Verset à verset  Double colonne 

1 Et l’Éternel dit à Moïse : Rends-toi vers Pharaon et parle-lui ainsi : Ainsi a dit l’Éternel, Dieu des Hébreux : Laisse aller mon peuple, et qu’il me serve !

Versets 1 à 7 — Cinquième plaie : La peste du bétail

2 Car, si tu refuses de le laisser aller et que tu le retiennes encore, 3 la main de l’Éternel va être sur ton bétail qui est dans les champs, sur les chevaux, sur les ânes, sur les chameaux, sur les bœufs et les moutons : ce sera une peste terrible.

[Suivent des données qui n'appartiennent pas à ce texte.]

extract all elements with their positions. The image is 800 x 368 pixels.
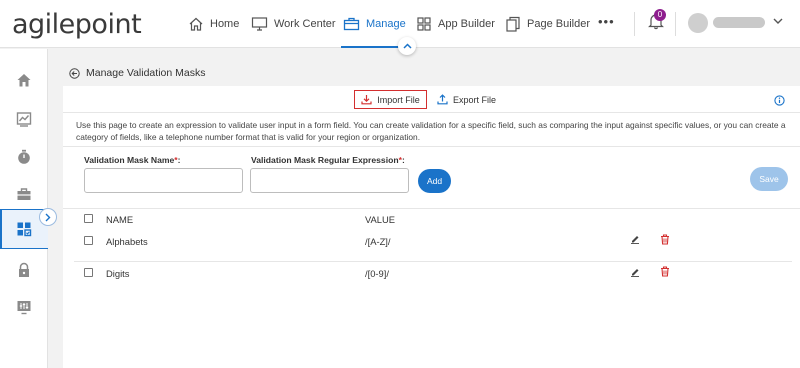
export-file-label: Export File (453, 94, 497, 105)
add-button[interactable]: Add (418, 169, 451, 193)
timer-icon (18, 149, 30, 164)
sidebar-item-apps[interactable] (9, 214, 39, 244)
page-title: Manage Validation Masks (86, 67, 206, 79)
import-file-label: Import File (377, 94, 420, 105)
delete-icon[interactable] (660, 266, 670, 277)
equalizer-icon (17, 301, 31, 315)
monitor-icon (251, 17, 268, 31)
toolbox-icon (17, 188, 31, 200)
nav-home[interactable]: Home (188, 12, 239, 36)
sidebar-item-security[interactable] (9, 255, 39, 285)
left-sidebar (0, 49, 48, 368)
nav-work-center[interactable]: Work Center (251, 12, 336, 36)
collapse-nav-button[interactable] (398, 37, 416, 55)
apps-icon (17, 222, 32, 237)
notification-badge: 0 (654, 9, 666, 21)
chevron-up-icon (402, 43, 412, 49)
save-button[interactable]: Save (750, 167, 788, 191)
home-icon (17, 74, 31, 87)
sidebar-item-analytics[interactable] (9, 104, 39, 134)
agilepoint-logo[interactable]: agilepoint (12, 9, 142, 40)
mask-name-label-text: Validation Mask Name (84, 155, 175, 165)
export-file-button[interactable]: Export File (437, 90, 496, 109)
lock-icon (19, 262, 29, 277)
content-panel (63, 62, 800, 368)
row-name: Digits (106, 268, 130, 279)
nav-manage[interactable]: Manage (343, 12, 406, 36)
user-avatar[interactable] (688, 13, 708, 33)
home-icon (189, 17, 203, 31)
upload-icon (437, 94, 448, 105)
nav-home-label: Home (210, 18, 240, 30)
mask-regex-input[interactable] (250, 168, 409, 193)
sidebar-item-timer[interactable] (9, 142, 39, 172)
user-name-redacted[interactable] (713, 17, 765, 28)
grid-icon (417, 17, 431, 31)
label-colon: : (401, 155, 405, 165)
row-divider (74, 261, 792, 262)
mask-name-label: Validation Mask Name*: (84, 155, 181, 165)
nav-page-builder-label: Page Builder (527, 18, 590, 30)
edit-icon[interactable] (630, 266, 640, 277)
nav-app-builder[interactable]: App Builder (416, 12, 495, 36)
chevron-down-icon[interactable] (773, 17, 783, 25)
select-all-checkbox[interactable] (84, 214, 93, 223)
sidebar-item-settings[interactable] (9, 292, 39, 322)
more-menu-button[interactable]: ••• (598, 14, 615, 29)
row-checkbox[interactable] (84, 236, 93, 245)
mask-regex-label: Validation Mask Regular Expression*: (251, 155, 405, 165)
divider (63, 146, 800, 147)
row-value: /[A-Z]/ (365, 236, 391, 247)
back-arrow-icon[interactable] (69, 68, 80, 79)
column-header-value[interactable]: VALUE (365, 214, 395, 225)
chevron-right-icon (45, 213, 51, 221)
column-header-name[interactable]: NAME (106, 214, 133, 225)
row-checkbox[interactable] (84, 268, 93, 277)
nav-work-center-label: Work Center (274, 18, 336, 30)
divider (63, 208, 800, 209)
divider (675, 12, 676, 36)
mask-regex-label-text: Validation Mask Regular Expression (251, 155, 399, 165)
sidebar-item-toolbox[interactable] (9, 179, 39, 209)
download-icon (361, 95, 372, 105)
sidebar-expand-button[interactable] (39, 208, 57, 226)
divider (634, 12, 635, 36)
divider (63, 112, 800, 113)
nav-app-builder-label: App Builder (438, 18, 495, 30)
info-icon[interactable] (774, 95, 785, 106)
active-tab-indicator (341, 46, 405, 48)
nav-manage-label: Manage (366, 18, 406, 30)
row-name: Alphabets (106, 236, 148, 247)
row-value: /[0-9]/ (365, 268, 389, 279)
page-description: Use this page to create an expression to… (76, 120, 786, 142)
nav-page-builder[interactable]: Page Builder (505, 12, 590, 36)
import-file-button[interactable]: Import File (354, 90, 427, 109)
edit-icon[interactable] (630, 233, 640, 244)
pages-icon (506, 16, 520, 32)
label-colon: : (177, 155, 181, 165)
chart-icon (16, 112, 32, 127)
briefcase-icon (343, 17, 360, 31)
sidebar-item-home[interactable] (9, 65, 39, 95)
delete-icon[interactable] (660, 234, 670, 245)
mask-name-input[interactable] (84, 168, 243, 193)
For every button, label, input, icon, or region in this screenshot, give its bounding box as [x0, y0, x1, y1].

La main de l’Éternel : expression désignant ici la mortalité, comme Deutéronome 2.15 ; 2 Samuel 24.14

4 Et l’Éternel fera une distinction entre le bétail d’Israël et le bétail des Égyptiens : il ne périra rien de ce qui appartient aux fils d’Israël. 5 Et l’Éternel fixa le moment en disant : Demain l’Éternel fera cela dans le pays. 6 Et l’Éternel fit cela dès le lendemain ; tout bétail des Égyptiens périt, mais des bestiaux des fils d’Israël il n’en périt pas un seul.

Tout bétail des Égyptiens. L’Égypte est encore aujourd’hui exposée à de fréquentes épizooties, telles que celle de 1786, qui extermina presque tout le bétail et la peste bovine de 1842. Ici il ne s’agit pas seulement du gros et menu bétail, mais encore des chevaux, des ânes et des chameaux. Le caractère miraculeux de la plaie ressort aussi de la préservation d’Israël.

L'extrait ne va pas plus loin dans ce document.